About 12,500 people were evacuated from Afghanistan on Thursday, raising the total evacuees since the Taliban took over on Aug. 14 to about 105,000, the White House said on Friday.
About 5,000 of those were evacuated on Thursday evening, according to the White House tallies.
In the past 12 days, Western countries have airlifted nearly 100,000 people. But they acknowledge that thousands will be left behind when the last US troops leave at the end of the month.
US forces helping to evacuate Afghans desperate to flee Taliban rule were on alert for more attacks on Friday after at least one ISIS suicide bomber killed 95 Afghans and 13 US soldiers outside the gates of Kabul airport.
Two blasts and gunfire rocked the area outside the airport on Thursday evening, witnesses said. Video shot by Afghan journalists showed dozens of bodies strewn around a canal on the edge of the airport.
A health official and a Taliban official said the toll of Afghans killed had risen to 72, including 28 Taliban members, although a Taliban spokesman later denied that any of their fighters guarding the airport perimeter had been killed.
The US military said 13 of its service members were killed and 18 wounded in what it described as a complex attack.

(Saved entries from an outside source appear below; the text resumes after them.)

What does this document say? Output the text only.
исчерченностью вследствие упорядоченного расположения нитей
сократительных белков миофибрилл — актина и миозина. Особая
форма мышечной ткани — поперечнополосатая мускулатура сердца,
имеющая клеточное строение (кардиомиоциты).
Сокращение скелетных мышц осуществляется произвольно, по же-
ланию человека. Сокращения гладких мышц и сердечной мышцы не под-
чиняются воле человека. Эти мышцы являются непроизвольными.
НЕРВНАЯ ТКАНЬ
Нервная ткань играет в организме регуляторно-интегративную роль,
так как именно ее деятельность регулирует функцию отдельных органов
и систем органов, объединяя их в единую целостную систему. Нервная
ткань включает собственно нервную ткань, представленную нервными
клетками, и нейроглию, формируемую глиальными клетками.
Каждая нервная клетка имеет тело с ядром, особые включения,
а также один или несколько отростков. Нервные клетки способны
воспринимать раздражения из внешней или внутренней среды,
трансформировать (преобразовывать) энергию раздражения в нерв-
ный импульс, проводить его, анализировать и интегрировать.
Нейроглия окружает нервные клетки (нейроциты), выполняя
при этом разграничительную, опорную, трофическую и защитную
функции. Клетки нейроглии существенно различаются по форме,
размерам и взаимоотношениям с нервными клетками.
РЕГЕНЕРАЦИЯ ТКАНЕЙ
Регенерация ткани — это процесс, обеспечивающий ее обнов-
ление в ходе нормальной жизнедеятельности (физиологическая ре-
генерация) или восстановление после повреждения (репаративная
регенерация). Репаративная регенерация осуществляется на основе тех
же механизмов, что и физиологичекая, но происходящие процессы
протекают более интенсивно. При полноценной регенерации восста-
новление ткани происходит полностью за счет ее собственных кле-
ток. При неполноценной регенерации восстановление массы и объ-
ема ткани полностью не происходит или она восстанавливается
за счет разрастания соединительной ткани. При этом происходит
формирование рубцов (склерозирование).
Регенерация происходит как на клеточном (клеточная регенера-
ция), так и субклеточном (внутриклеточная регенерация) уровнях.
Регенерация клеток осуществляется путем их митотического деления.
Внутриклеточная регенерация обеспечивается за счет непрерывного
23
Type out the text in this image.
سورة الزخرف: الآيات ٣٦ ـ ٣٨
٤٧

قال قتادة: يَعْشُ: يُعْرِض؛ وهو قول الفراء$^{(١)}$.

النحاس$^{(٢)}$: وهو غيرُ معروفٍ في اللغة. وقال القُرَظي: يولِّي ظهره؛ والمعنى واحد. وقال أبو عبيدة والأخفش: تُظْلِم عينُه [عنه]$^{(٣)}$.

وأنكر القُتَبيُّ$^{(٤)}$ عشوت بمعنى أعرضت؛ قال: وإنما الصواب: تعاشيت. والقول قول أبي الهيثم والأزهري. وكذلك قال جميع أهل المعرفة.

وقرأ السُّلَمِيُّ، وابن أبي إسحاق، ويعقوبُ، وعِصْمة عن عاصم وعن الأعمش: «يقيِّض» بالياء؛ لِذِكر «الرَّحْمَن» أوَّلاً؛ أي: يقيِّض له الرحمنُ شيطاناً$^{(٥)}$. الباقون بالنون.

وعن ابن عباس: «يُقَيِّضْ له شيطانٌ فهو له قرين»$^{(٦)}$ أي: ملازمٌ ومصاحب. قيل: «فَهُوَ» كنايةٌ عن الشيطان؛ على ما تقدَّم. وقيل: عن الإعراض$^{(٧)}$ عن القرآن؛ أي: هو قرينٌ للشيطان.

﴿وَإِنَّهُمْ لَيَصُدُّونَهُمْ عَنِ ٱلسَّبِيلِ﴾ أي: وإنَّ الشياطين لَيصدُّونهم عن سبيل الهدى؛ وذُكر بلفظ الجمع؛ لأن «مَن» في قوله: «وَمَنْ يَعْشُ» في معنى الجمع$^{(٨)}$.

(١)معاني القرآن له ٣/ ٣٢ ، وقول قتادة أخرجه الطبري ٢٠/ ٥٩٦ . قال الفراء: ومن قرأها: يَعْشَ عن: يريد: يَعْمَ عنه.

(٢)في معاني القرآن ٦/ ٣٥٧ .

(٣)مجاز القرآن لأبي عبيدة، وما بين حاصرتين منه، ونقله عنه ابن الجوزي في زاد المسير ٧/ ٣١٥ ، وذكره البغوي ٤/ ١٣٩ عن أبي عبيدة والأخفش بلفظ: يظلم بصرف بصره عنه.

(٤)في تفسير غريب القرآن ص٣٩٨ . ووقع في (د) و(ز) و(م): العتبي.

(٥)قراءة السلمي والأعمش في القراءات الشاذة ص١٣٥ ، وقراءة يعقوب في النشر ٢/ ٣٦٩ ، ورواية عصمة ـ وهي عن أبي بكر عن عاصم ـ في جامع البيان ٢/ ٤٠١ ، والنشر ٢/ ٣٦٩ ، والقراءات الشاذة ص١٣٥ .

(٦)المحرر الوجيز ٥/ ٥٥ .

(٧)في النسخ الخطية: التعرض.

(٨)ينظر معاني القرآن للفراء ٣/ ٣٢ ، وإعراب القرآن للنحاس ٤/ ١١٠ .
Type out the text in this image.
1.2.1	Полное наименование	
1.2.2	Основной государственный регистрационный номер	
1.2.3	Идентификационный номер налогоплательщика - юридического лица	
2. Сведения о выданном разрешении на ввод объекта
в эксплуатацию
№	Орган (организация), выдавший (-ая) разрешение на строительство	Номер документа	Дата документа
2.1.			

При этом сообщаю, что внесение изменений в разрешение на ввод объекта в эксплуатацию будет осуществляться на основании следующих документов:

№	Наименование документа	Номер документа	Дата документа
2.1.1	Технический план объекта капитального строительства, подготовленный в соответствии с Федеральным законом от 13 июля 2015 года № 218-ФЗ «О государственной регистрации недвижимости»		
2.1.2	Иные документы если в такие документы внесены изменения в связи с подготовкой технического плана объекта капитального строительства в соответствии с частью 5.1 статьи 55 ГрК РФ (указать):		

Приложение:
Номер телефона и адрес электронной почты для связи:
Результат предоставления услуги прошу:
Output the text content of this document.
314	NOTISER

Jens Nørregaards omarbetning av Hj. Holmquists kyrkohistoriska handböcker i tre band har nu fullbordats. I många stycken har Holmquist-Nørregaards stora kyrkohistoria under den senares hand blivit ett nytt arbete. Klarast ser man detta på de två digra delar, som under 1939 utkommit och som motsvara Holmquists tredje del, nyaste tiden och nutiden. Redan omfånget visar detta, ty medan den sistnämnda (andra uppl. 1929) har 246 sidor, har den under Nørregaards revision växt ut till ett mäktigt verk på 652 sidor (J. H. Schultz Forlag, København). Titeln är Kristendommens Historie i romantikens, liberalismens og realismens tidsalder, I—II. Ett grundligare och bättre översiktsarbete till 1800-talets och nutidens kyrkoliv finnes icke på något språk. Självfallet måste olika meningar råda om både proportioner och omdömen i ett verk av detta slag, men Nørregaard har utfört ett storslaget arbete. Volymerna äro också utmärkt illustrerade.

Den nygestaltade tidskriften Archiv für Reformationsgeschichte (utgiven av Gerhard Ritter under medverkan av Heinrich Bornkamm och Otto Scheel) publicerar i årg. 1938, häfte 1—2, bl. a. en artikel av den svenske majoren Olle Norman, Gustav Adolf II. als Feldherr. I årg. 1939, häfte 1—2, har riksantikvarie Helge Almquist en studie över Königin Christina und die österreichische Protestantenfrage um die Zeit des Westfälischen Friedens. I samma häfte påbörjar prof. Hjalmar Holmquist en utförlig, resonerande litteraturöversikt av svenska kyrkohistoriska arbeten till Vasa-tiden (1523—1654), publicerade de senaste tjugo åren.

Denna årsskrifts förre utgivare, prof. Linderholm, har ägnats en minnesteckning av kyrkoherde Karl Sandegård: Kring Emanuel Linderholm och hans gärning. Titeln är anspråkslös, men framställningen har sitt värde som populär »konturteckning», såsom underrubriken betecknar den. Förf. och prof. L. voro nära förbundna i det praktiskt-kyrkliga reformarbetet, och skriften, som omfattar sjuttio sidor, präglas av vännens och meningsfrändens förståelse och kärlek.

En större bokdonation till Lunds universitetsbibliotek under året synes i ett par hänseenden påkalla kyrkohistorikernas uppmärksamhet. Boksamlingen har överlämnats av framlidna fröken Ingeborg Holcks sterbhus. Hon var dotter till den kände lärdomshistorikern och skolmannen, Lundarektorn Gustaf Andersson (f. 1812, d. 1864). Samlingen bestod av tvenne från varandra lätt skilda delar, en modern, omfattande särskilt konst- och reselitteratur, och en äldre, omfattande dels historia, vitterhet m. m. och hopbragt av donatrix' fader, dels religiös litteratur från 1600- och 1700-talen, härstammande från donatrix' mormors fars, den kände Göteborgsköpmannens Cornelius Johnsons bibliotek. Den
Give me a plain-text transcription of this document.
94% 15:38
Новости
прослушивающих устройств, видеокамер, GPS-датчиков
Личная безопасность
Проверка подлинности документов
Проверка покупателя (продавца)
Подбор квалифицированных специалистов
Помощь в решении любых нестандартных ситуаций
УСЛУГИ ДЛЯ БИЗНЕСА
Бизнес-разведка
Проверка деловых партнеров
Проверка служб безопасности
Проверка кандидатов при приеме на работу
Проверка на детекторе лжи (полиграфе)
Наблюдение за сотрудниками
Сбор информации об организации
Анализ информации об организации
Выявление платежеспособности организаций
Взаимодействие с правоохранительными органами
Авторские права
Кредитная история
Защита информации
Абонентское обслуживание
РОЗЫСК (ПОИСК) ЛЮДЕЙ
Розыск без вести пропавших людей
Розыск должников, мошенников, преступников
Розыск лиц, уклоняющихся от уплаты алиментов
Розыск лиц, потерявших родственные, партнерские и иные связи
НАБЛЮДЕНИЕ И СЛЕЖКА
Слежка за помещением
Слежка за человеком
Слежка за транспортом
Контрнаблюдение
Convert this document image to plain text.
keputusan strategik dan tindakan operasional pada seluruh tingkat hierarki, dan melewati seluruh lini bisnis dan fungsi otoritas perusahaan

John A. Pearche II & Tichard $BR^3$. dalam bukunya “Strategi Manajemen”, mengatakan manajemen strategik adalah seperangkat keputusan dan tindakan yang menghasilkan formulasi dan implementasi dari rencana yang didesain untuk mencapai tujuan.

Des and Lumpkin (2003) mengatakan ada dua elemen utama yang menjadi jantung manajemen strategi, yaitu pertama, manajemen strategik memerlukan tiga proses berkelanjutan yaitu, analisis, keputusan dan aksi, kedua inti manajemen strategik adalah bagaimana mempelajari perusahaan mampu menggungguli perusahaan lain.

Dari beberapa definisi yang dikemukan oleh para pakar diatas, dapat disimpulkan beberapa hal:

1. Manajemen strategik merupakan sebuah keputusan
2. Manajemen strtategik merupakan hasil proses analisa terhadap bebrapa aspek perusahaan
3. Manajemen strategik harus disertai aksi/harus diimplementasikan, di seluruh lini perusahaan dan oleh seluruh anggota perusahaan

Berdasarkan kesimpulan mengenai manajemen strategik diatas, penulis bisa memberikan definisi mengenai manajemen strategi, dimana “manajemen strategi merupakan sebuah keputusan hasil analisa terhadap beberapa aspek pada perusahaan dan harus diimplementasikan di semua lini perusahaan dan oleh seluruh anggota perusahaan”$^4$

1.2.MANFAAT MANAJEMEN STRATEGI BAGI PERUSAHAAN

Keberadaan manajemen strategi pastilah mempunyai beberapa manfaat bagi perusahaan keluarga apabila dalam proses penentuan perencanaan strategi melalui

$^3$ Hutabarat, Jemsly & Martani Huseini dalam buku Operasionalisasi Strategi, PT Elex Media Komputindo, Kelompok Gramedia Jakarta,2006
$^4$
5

ISIS, an enemy of the Taliban as well as the West, said one of its suicide bombers targeted “translators and collaborators with the American army.”
It was not clear if suicide bombers detonated both blasts or if one was a planted bomb. It was also not clear if ISIS gunmen were involved in the attack or if the firing that followed the blasts was Taliban guards firing into the air to control crowds.
US forces are racing to complete their withdrawal from Afghanistan by an Aug. 31 deadline set by President Joe Biden.
He says the US long ago achieved its original rationale for invading the country in 2001: to root out al-Qaeda militants and prevent a repeat of the Sept. 11 attacks on the US that year.
Biden said he had ordered the Pentagon to plan how to strike ISIS-K, the ISIS affiliate that claimed responsibility.
“We will not forgive. We will not forget. We will hunt you down and make you pay,” Biden said during televised comments from the White House.